For others, those that do not support the specification, you can often still move them if you define their environment to point to the proper location(s).

An example of the latter is Mercurial, the distributed source control system. It does not support XDG-basedir, but it does support the environment variable HGRCPATH. By properly setting it, export HGRCPATH=${XDG_CONFIG_HOME}/hg/hgrc (or the full path if you do not have XDG_CONFIG_HOME defined), you get the benefit of the specification without Mercurial actually supporting it.

In cleaning my own $HOME I found this sort of fix was useful for about six applications including vim and gnupg.

Still other applications do not support an environment variable to specify where their files live. Some of these will accept configuration file locations from the command line. For these, setting shell aliases or functions may help. I found this useful for only one or two applications.

Some applications have support for it in versions newer than I have installed. I let these wait, glad to know of the effort.

And quite a few applications have open (or closed) bugs for supporting XDG-basedir. In most cases this is less about the technical work for the specification and more about deciding if and how to support it. At least a handful of the applications I looked at were reticent to support it at all. Others said support would be welcomed given enough background to show what would/not break and with a patch available.

But several argued about how far they would support it. This mostly came down to applications willing to move their lot into $HOME/.config (or wherever $XDG_CONFIG_HOME), but not split out cache and/or data. It seemed this was more often argued against for portability reasons (ie, they support Microsoft Windows operating systems and want to allow their users to move their files between them or have them on one common drive without issue).
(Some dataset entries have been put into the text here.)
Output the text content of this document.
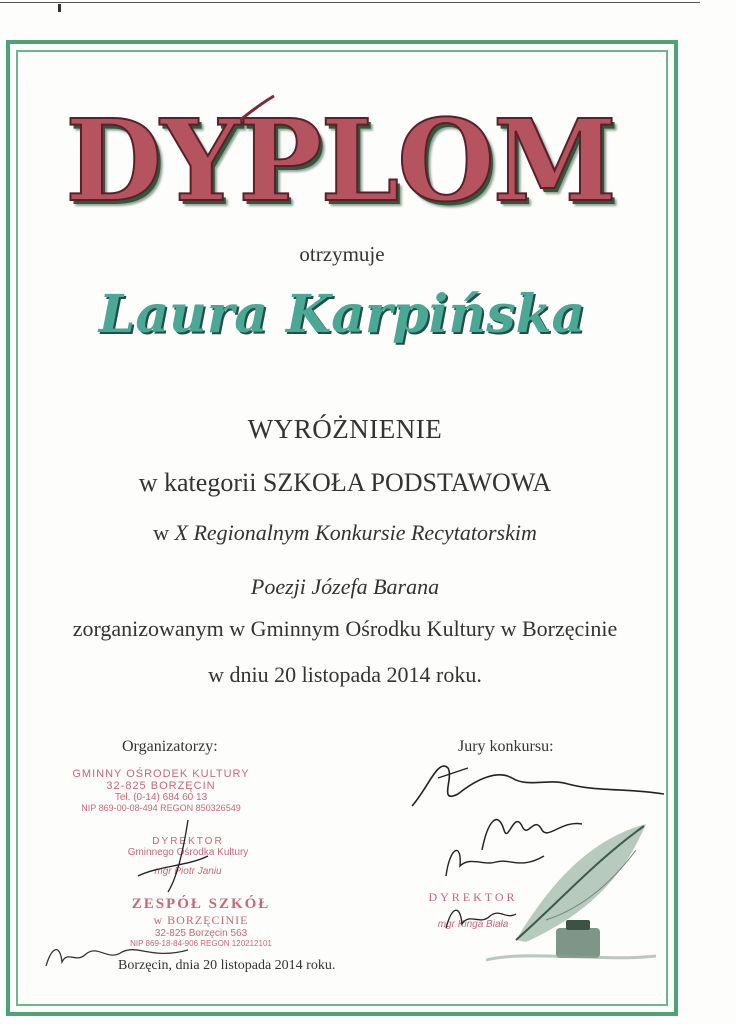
DYPLOM
otrzymuje
Laura Karpińska
WYRÓŻNIENIE
w kategorii SZKOŁA PODSTAWOWA
w X Regionalnym Konkursie Recytatorskim
Poezji Józefa Barana
zorganizowanym w Gminnym Ośrodku Kultury w Borzęcinie
w dniu 20 listopada 2014 roku.
Organizatorzy:	Jury konkursu:
GMINNY OŚRODEK KULTURY
32-825 BORZĘCIN
Tel. (0-14) 684 60 13
NIP 869-00-08-494 REGON 850326549
DYREKTOR
Gminnego Ośrodka Kultury
mgr Piotr Janiu
ZESPÓŁ SZKÓŁ
w BORZĘCINIE
32-825 Borzęcin 563
NIP 869-18-84-906 REGON 120212101
DYREKTOR
mgr Kinga Biała
Borzęcin, dnia 20 listopada 2014 roku.
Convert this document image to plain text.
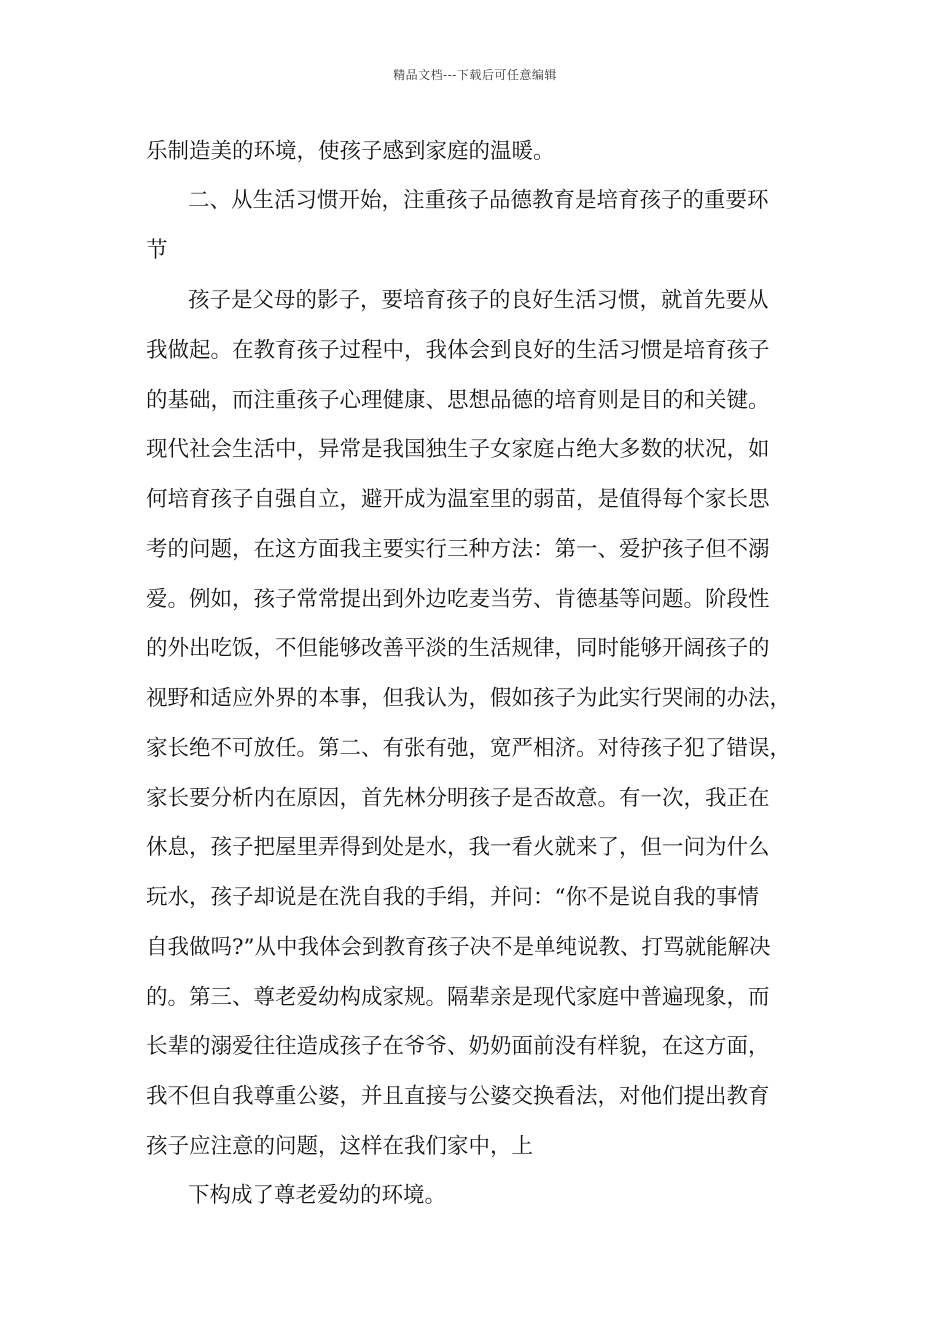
精品文档---下载后可任意编辑
乐制造美的环境，使孩子感到家庭的温暖。
二、从生活习惯开始，注重孩子品德教育是培育孩子的重要环
节
孩子是父母的影子，要培育孩子的良好生活习惯，就首先要从
我做起。在教育孩子过程中，我体会到良好的生活习惯是培育孩子
的基础，而注重孩子心理健康、思想品德的培育则是目的和关键。
现代社会生活中，异常是我国独生子女家庭占绝大多数的状况，如
何培育孩子自强自立，避开成为温室里的弱苗，是值得每个家长思
考的问题，在这方面我主要实行三种方法：第一、爱护孩子但不溺
爱。例如，孩子常常提出到外边吃麦当劳、肯德基等问题。阶段性
的外出吃饭，不但能够改善平淡的生活规律，同时能够开阔孩子的
视野和适应外界的本事，但我认为，假如孩子为此实行哭闹的办法，
家长绝不可放任。第二、有张有弛，宽严相济。对待孩子犯了错误，
家长要分析内在原因，首先林分明孩子是否故意。有一次，我正在
休息，孩子把屋里弄得到处是水，我一看火就来了，但一问为什么
玩水，孩子却说是在洗自我的手绢，并问：“你不是说自我的事情
自我做吗?”从中我体会到教育孩子决不是单纯说教、打骂就能解决
的。第三、尊老爱幼构成家规。隔辈亲是现代家庭中普遍现象，而
长辈的溺爱往往造成孩子在爷爷、奶奶面前没有样貌，在这方面，
我不但自我尊重公婆，并且直接与公婆交换看法，对他们提出教育
孩子应注意的问题，这样在我们家中，上
下构成了尊老爱幼的环境。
And in rare cases files are hard to nail down. They sort of configure, but they’re sort of data. Or they’re sort of data, but they’re sort of cache. (Hopefully never all three in one.)

On the whole I was able to reduce my number of dot files by about 15, and the number of dot directories by about 60.

At least a full half of the files and folders I lost were obsolete entries from applications that I no longer use. Another chunk were applications that wrote their configurations even though I used all default options. The rest were from applications that now support XDG-basedir or had other acceptable workarounds for moving their files.

I find this an interesting topic to look at given that the change to applications is not overly complex, but it affects a wide variety of applications. I also like having a cleaner $HOME as it makes finding things easier.

Maybe my next step will be to audit my XDG directories as I’m sure they contain some files from applications I no longer use.